Invece di servirsi delle loro illustri conoscenze in ambito medico per giustificare l’altrimenti inspiegabile collegamento tra coronavirus e “crisi climatica”, questi fantomatici 40 milioni di camici bianchi parlano all’unisono di alta finanza con la padronanza tecnica di Larry Fink. È davvero un mondo meraviglioso, quello dell’informazione globalista: ma se folle oceaniche di medici corrono a firmare petizioni in favore degli interessi di Blackrock, non sarà mica che che tra gli operatori finanziari di mezzo mondo si nasconde una moltitudine di virologi? Viste certe performance televisive, ci sarebbe quasi da sperarlo.
Ma l’afflato climatista post-COVID non si limita certo alle petizioni trilionarie dei soliti migliori. Il “Green” finisce per entrarci sempre, quando si parla di soldi. Forse perché verde è il colore dei dollari. Per esempio, tra le pieghe degli “aiuti europei” annunciati in questi giorni dalle solite entusiaste fanfare mediatiche, si celano elementi decisamente interessanti. Del mirabolante diluvio di 750 miliardi strombazzato dagli italici giornaloni, al netto dei soldi che sono semplicemente prestati, e dei contributi che l’Italia elargisce generosamente all’Unione, restano appena 38 miliardi. Soldi che forse l’Europa elargirà in 4 anni solo a partire dal 2021, e soltanto a condizione che siano investiti secondo priorità identificate dalla stessa Commissione Europea. Priorità ovviamente incardinate sulla “transizione green”.
In altre parole, pare di capire che in risposta all’emergenza del Coronavirus l’Italia riceverà (forse) dall’Europa una mancetta, ma solo a patto che questa sia investita per comprare pale eoliche tedesche, pannelli cinesi e magari qualche macchina elettrica francese imparentatasi di recente con la FCA. Ma non mancano certo i consigli per volare ancora più in alto, con il Vicepresidente della Commissione Europea Timmermans che istruisce l’Italia a convertire l’acciaieria di Taranto a “idrogeno pulito”, consiglio che renderebbe la produzione dell’acciaio 20 volte più costosa rispetto a quella attuale. Un vero affarone, per i concorrenti dell’acciaio italiano.

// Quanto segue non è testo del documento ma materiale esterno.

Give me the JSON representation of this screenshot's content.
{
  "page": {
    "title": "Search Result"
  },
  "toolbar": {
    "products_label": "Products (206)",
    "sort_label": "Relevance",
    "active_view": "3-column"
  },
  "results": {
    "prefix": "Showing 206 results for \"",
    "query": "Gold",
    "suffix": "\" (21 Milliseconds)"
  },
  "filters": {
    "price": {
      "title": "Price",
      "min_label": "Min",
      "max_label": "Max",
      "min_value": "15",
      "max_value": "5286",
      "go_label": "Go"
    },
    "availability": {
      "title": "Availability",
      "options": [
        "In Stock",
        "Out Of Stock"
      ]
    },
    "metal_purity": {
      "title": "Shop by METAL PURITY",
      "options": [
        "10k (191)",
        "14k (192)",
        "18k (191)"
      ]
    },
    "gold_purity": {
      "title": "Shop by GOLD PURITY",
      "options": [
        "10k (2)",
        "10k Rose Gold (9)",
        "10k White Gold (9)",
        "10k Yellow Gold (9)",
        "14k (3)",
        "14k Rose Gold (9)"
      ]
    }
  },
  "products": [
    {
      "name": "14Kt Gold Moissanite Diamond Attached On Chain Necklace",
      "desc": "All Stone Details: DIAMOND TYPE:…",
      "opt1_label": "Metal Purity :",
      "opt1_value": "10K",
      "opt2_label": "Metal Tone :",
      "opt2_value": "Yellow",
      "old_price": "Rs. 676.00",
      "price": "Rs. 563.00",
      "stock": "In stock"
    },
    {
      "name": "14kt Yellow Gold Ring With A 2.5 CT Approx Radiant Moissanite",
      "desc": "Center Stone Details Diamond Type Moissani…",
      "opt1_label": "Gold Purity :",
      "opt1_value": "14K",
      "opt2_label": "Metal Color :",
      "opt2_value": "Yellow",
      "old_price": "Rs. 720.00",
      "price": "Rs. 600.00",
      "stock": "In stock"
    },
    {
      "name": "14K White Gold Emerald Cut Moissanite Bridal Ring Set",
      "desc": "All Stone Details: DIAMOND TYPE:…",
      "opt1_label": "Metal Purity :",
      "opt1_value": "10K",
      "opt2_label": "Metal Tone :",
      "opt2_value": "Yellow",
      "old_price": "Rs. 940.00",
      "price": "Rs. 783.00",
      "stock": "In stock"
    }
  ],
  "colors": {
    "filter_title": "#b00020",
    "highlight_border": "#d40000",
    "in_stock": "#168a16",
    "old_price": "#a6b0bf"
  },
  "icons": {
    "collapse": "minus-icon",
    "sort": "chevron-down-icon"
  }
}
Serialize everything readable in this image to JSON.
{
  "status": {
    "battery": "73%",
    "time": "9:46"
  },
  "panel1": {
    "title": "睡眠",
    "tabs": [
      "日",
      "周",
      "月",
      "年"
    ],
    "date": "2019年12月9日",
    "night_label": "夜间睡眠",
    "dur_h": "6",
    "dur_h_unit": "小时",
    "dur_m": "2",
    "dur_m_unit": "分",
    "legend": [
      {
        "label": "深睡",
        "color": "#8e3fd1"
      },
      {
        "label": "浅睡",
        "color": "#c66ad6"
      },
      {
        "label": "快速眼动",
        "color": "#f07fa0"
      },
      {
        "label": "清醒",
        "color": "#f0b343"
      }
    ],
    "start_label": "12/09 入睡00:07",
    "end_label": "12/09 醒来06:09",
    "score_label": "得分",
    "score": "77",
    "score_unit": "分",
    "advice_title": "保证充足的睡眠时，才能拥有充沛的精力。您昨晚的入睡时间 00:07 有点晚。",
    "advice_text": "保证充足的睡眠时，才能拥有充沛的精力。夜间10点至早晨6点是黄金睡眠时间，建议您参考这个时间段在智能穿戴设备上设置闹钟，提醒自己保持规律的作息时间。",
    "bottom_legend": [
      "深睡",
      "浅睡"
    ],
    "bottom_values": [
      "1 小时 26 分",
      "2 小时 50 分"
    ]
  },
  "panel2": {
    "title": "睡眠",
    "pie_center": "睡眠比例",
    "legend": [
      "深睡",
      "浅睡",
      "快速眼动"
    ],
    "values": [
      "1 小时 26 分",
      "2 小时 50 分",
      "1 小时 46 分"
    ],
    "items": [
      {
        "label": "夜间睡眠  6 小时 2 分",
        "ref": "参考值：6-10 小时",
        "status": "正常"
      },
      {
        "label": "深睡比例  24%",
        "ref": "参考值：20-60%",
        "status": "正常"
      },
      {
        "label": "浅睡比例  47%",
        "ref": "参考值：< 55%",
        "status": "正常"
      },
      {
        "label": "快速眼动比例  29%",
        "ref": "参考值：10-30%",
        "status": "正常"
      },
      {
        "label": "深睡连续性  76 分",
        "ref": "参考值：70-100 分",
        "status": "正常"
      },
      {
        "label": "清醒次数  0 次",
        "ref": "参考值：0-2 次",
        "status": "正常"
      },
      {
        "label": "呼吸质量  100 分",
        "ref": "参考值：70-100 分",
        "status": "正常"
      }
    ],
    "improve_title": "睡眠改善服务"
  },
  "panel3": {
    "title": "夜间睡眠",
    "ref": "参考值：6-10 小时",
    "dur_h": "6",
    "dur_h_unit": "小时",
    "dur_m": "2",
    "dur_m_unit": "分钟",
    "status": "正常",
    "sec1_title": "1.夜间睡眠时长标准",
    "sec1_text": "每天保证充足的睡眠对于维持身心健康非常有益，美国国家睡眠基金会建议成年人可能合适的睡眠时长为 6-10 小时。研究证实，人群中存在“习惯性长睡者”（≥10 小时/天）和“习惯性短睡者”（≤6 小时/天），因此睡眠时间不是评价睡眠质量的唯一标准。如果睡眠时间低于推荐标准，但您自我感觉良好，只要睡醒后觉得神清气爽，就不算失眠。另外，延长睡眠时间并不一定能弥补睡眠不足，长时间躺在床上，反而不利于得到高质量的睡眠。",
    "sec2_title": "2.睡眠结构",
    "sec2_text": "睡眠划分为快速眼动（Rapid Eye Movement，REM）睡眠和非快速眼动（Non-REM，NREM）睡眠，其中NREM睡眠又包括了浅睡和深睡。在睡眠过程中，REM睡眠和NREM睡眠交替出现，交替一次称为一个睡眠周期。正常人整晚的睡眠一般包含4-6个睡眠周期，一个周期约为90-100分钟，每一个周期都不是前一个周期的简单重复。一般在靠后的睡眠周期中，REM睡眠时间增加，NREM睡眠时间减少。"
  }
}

Certo sarebbe bello poter sfrecciare accanto alle piste ciclabili della Milano-by-Greta con una Peugeot e-208 nuova fiammante alimentata solo da mulini a vento e pannelli solari. Se solo si avessero i soldi per comprare la macchina e pagare una bolletta energetica (ancora) più cara. Eh sì, perché a dispetto della narrativa martellante dei padroni del vapore, sembra proprio che gli italiani abbiano problemi più impellenti da risolvere: secondo un recente sondaggio, infatti, in testa alle nostre preoccupazioni ci sono l’occupazione e l’economia, con l’ambiente fanalino di coda.
Sono davvero tempi bizzarri, quelli in cui si pretende che i cittadini europei, stremati da uno shock economico senza precedenti, diano il sangue per la “riconversione” di un modello energetico efficiente ed economico in uno inefficiente e costoso. Nel nome di un “problema” non percepito dai cittadini stessi come prioritario.
Le intenzioni di Larry Fink, dei suoi fratelli e dei loro media sono sicuramente lodevoli, disinteressate, filantropiche. Eppure qualcosa suggerisce che nonostante i loro generosi sforzi, quella della “transizione energetica” potrebbe non essere una storia a lieto fine.